In March leading MGR operator Seven & I Holdings confirmed the early success of its The Price
discount banner, indicating that it will be committing more resources to this format in the short term. As
consumer confidence has plummeted and demand for low price groceries soared, Seven & I has been
forced to suspend organic growth plans, instead converting existing Ito-Yokado supermarkets into
discount stores, with plans to convert 20 Ito-Yokado stores to its The Price banner. However, with sales at
the first two converted stores climbing 50% in February on the back of the lower priced offerings (goods
are on average priced 10-30% cheaper), it may yet ramp up its efforts in this area. Convenience rival
Lawson Inc has also detailed its own plans for achieving success in this currently popular format.
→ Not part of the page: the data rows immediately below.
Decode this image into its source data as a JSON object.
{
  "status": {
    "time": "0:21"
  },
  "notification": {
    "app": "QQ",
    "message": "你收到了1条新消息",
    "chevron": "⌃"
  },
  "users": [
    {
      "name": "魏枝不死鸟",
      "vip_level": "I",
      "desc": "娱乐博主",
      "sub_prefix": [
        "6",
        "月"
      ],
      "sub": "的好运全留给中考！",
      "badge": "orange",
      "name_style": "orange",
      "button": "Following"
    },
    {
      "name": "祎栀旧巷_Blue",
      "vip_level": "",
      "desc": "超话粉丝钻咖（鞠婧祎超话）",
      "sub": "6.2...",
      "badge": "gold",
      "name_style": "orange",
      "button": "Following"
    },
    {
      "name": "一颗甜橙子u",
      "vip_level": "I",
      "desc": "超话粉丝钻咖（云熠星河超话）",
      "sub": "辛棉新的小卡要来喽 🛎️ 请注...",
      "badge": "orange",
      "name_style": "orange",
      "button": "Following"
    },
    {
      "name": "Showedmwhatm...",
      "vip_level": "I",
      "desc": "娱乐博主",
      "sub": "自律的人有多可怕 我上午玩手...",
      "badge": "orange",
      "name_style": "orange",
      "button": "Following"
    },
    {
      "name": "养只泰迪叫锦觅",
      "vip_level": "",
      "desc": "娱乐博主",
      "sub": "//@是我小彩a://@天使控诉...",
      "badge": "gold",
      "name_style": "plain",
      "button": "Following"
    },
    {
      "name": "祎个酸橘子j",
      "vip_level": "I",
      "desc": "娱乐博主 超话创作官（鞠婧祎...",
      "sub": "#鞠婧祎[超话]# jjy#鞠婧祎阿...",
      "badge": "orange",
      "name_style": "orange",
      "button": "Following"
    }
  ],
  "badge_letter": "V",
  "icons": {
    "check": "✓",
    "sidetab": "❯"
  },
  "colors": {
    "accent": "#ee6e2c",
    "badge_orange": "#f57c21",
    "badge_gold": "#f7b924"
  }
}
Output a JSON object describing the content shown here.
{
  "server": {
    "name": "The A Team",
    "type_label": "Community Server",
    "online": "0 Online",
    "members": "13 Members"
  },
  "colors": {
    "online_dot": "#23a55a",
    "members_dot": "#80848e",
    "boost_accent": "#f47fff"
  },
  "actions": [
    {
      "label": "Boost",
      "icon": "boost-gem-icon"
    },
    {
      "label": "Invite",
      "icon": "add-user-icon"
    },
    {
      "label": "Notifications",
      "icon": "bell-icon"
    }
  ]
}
Lawson has taken pre-emptive steps to appeal to lower income groups, via single-priced subsidiaries
Value Lawson and Ninety-nine Plus.
This trend represents a sharp reversal from the days when high price, cutting edge innovation was used as
a tool for enticing customers. An ageing population and stagnant wage growth have long contributed to
the woes of Japan’s supermarket sector. Having taken so long to be swayed by the merits of discounting,
consumers are unlikely to completely turn their back on it as soon as confidence improves and as such
retailer margins will remain under as much pressure as ever.